UPDATE: 3:51 a.m. EDT -- The U.K.-based Syrian Observatory for Human Rights said Thursday that warplanes pounded the rebel-held areas of Syria’s Aleppo city overnight in what the monitor describes as the heaviest airstrikes in months. The Syrian military is yet to comment on the strikes, reports said.

Original story:

A fresh airstrike in northern Syria killed four medics belonging to an international aid agency, the relief group said Wednesday. The airstrike, said to have occurred Tuesday, follows Monday’s airstrike that targeted aid trucks from the United Nations and killed 20 people.

The violence against aid workers added to the failure of the U.S.-Russia brokered ceasefire proposed earlier this month. Tuesday’s attack took place shortly after aid workers arrived in Syria’s Khan Touman town near Aleppo following an earlier bombing. 

Planes circled around and struck the area again as aid workers set out to help the affected, Oubaida Al Moufti, vice president of the Union of Medical Care and Relief Organizations (UOSSM), reportedly said.

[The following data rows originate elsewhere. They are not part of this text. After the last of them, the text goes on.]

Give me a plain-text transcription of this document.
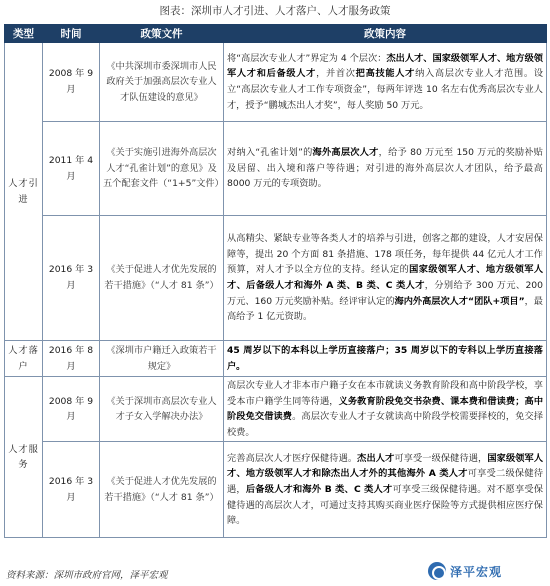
图表：深圳市人才引进、人才落户、人才服务政策
类型	时间	政策文件	政策内容
人才引进	2008 年 9月	《中共深圳市委深圳市人民政府关于加强高层次专业人才队伍建设的意见》	将“高层次专业人才”界定为 4 个层次：杰出人才、国家级领军人才、地方级领军人才和后备级人才，并首次把高技能人才纳入高层次专业人才范围。设立“高层次专业人才工作专项资金”，每两年评选 10 名左右优秀高层次专业人才，授予“鹏城杰出人才奖”，每人奖励 50 万元。
	2011 年 4月	《关于实施引进海外高层次人才“孔雀计划”的意见》及五个配套文件（“1+5”文件）	对纳入“孔雀计划”的海外高层次人才，给予 80 万元至 150 万元的奖励补贴及居留、出入境和落户等待遇；对引进的海外高层次人才团队，给予最高 8000 万元的专项资助。
	2016 年 3月	《关于促进人才优先发展的若干措施》（“人才 81 条”）	从高精尖、紧缺专业等各类人才的培养与引进，创客之都的建设，人才安居保障等，提出 20 个方面 81 条措施、178 项任务，每年提供 44 亿元人才工作预算，对人才予以全方位的支持。经认定的国家级领军人才、地方级领军人才、后备级人才和海外 A 类、B 类、C 类人才，分别给予 300 万元、200 万元、160 万元奖励补贴。经评审认定的海内外高层次人才“团队+项目”，最高给予 1 亿元资助。
人才落户	2016 年 8月	《深圳市户籍迁入政策若干规定》	45 周岁以下的本科以上学历直接落户；35 周岁以下的专科以上学历直接落户。
人才服务	2008 年 9月	《关于深圳市高层次专业人才子女入学解决办法》	高层次专业人才非本市户籍子女在本市就读义务教育阶段和高中阶段学校，享受本市户籍学生同等待遇，义务教育阶段免交书杂费、课本费和借读费；高中阶段免交借读费。高层次专业人才子女就读高中阶段学校需要择校的，免交择校费。
	2016 年 3月	《关于促进人才优先发展的若干措施》（“人才 81 条”）	完善高层次人才医疗保健待遇。杰出人才可享受一级保健待遇，国家级领军人才、地方级领军人才和除杰出人才外的其他海外 A 类人才可享受二级保健待遇，后备级人才和海外 B 类、C 类人才可享受三级保健待遇。对不愿享受保健待遇的高层次人才，可通过支持其购买商业医疗保险等方式提供相应医疗保障。
资料来源：深圳市政府官网，泽平宏观	泽平宏观
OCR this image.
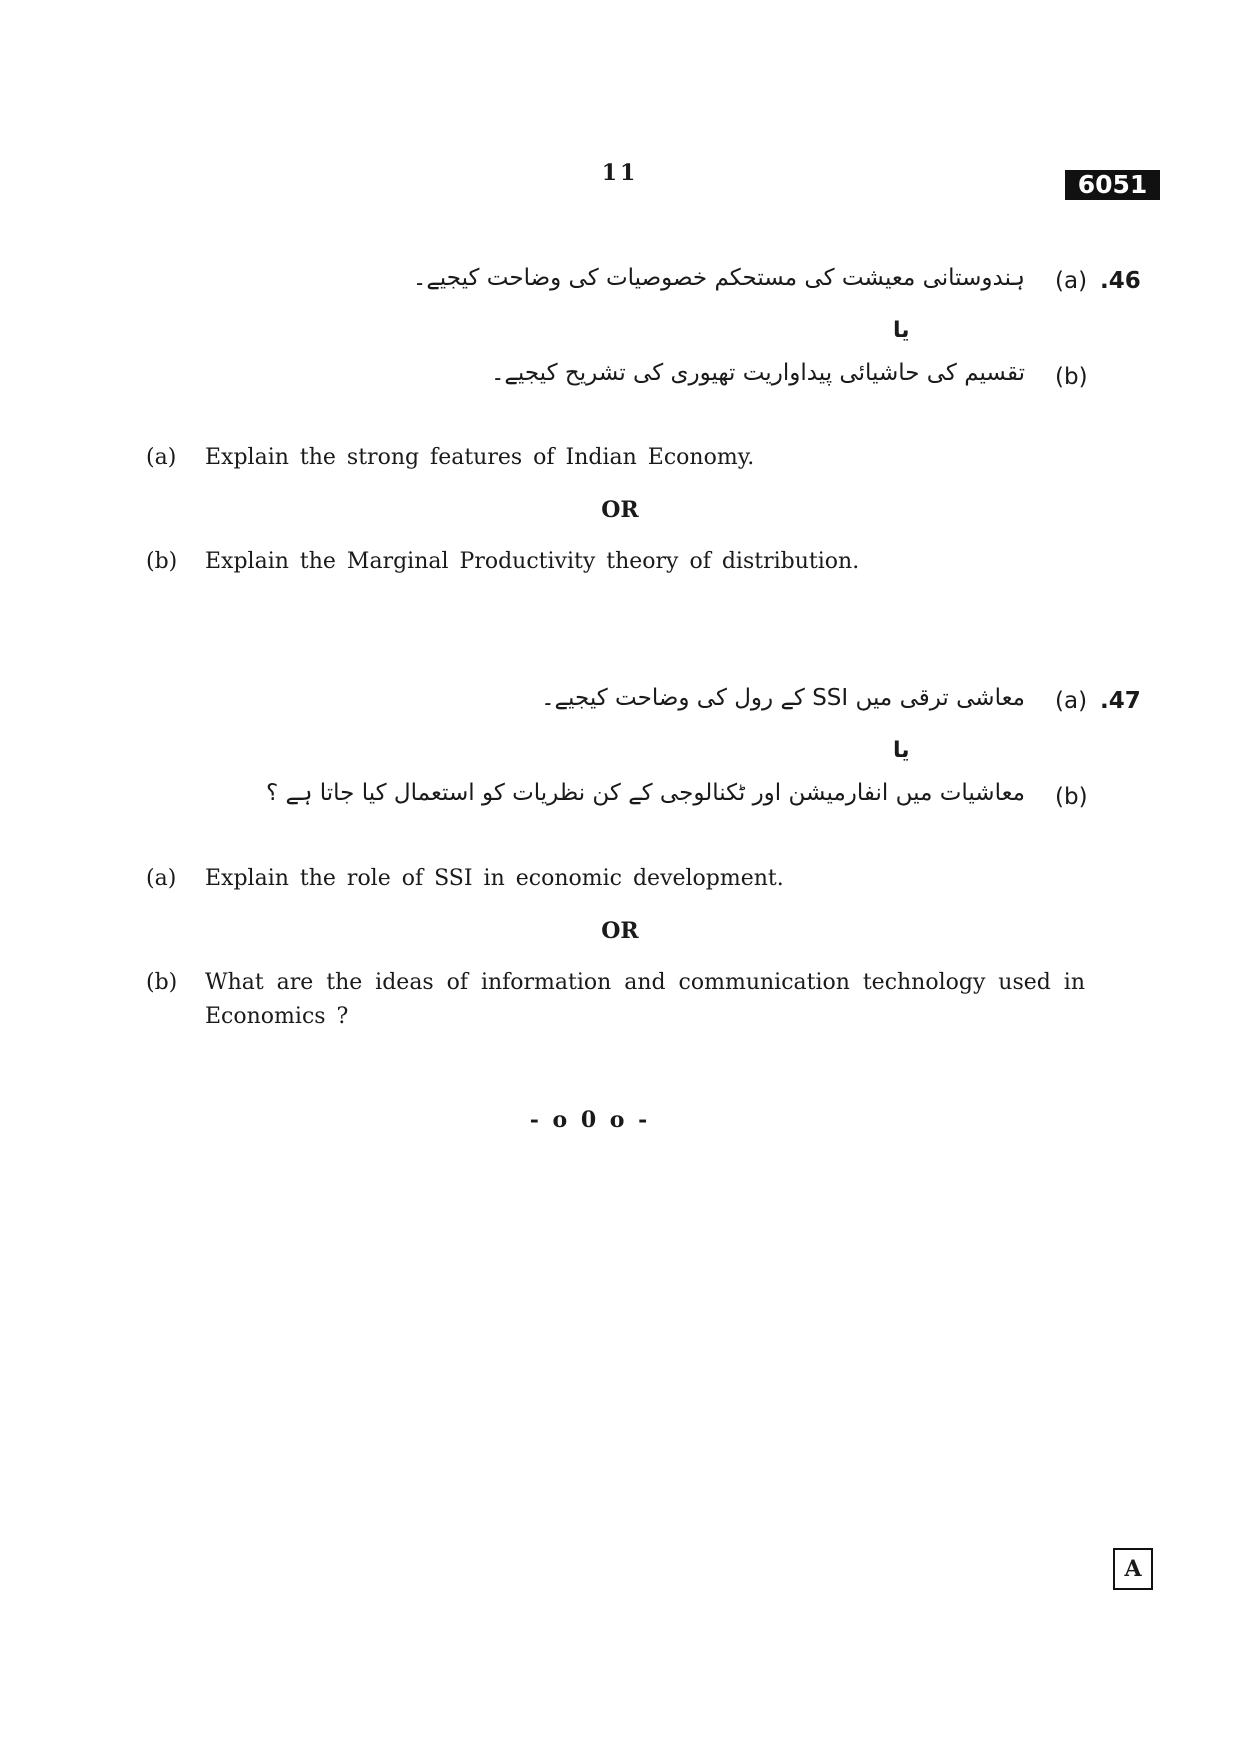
11	6051
.46
(a)
ہندوستانی معیشت کی مستحکم خصوصیات کی وضاحت کیجیے۔
یا
(b)
تقسیم کی حاشیائی پیداواریت تھیوری کی تشریح کیجیے۔
(a) Explain the strong features of Indian Economy.
OR
(b) Explain the Marginal Productivity theory of distribution.
.47
(a)
معاشی ترقی میں SSI کے رول کی وضاحت کیجیے۔
یا
(b)
معاشیات میں انفارمیشن اور ٹکنالوجی کے کن نظریات کو استعمال کیا جاتا ہے ؟
(a) Explain the role of SSI in economic development.
OR
(b) What are the ideas of information and communication technology used in
Economics ?
- o 0 o -
A
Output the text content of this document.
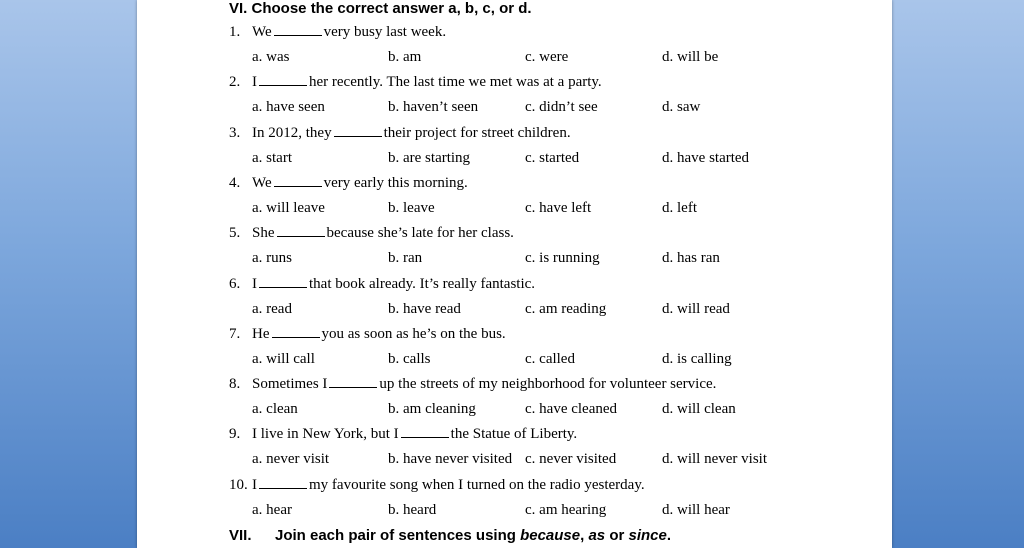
VI. Choose the correct answer a, b, c, or d.
1. We	very busy last week.
a. was	b. am	c. were	d. will be
2. I	her recently. The last time we met was at a party.
a. have seen	b. haven’t seen	c. didn’t see	d. saw
3. In 2012, they	their project for street children.
a. start	b. are starting	c. started	d. have started
4. We	very early this morning.
a. will leave	b. leave	c. have left	d. left
5. She	because she’s late for her class.
a. runs	b. ran	c. is running	d. has ran
6. I	that book already. It’s really fantastic.
a. read	b. have read	c. am reading	d. will read
7. He	you as soon as he’s on the bus.
a. will call	b. calls	c. called	d. is calling
8. Sometimes I	up the streets of my neighborhood for volunteer service.
a. clean	b. am cleaning	c. have cleaned	d. will clean
9. I live in New York, but I	the Statue of Liberty.
a. never visit	b. have never visited c. never visited	d. will never visit
10. I	my favourite song when I turned on the radio yesterday.
a. hear	b. heard	c. am hearing	d. will hear
VII. Join each pair of sentences using because, as or since.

The group later added that in addition to the five medics who were killed in the airstrike, two nurses and two ambulance drivers were also killed while a third nurse is in a critical condition.

The Paris-based organization added that the airstrike at its facility appears to be targeted. UOSSM’s Zaydoun al Zoubi told the BBC that the two attacks were “not a coincidence.”

“Somebody is trying to tell us humanitarian workers are not welcome in Syria, that we are a target, that we will be killed,” he said.

The news of the airstrike comes just as the U.N. announced Wednesday that it would resume delivery of aid to the war-torn country as early as Thursday. “Our obligation to civilians on all sides is to go where and when we can with relief,” Jan Egeland, a senior U.N. humanitarian official focused on Syria, reportedly said. “We hope to resume convoys tomorrow and Friday, but still work on security guarantees.”

Monday’s attack had already added to the mounting tension between Russia and the U.S. who blamed each other for the same. U.S. Secretary of State John Kerry said Tuesday at the U.N. Security Council session that Russia appears to be operating “in a parallel universe” when it comes to Syria.

“There only could have been two entities responsible, either the Syrian regime or the Russian government,” Deputy U.S. National Security Adviser Ben Rhodes said Tuesday. “In any event, we hold the Russian government responsible for airstrikes in this space.”

Russia, on the other hand, vehemently denied the accusation with the country’s foreign ministry spokeswoman insisting that Russia had “nothing to do with this situation.”

The proposed ceasefire was to last one week after which the U.S. and Russia would form a military partnership to tackle the Islamic State group and the Syrian Conquest Front, a former affiliate of al Qaeda that was earlier called the Nusra Front. However, the deal crumbled a few days later following multiple violations, including a U.S.-led airstrike Saturday that reportedly resulted in the deaths of over 60 Syrian soldiers.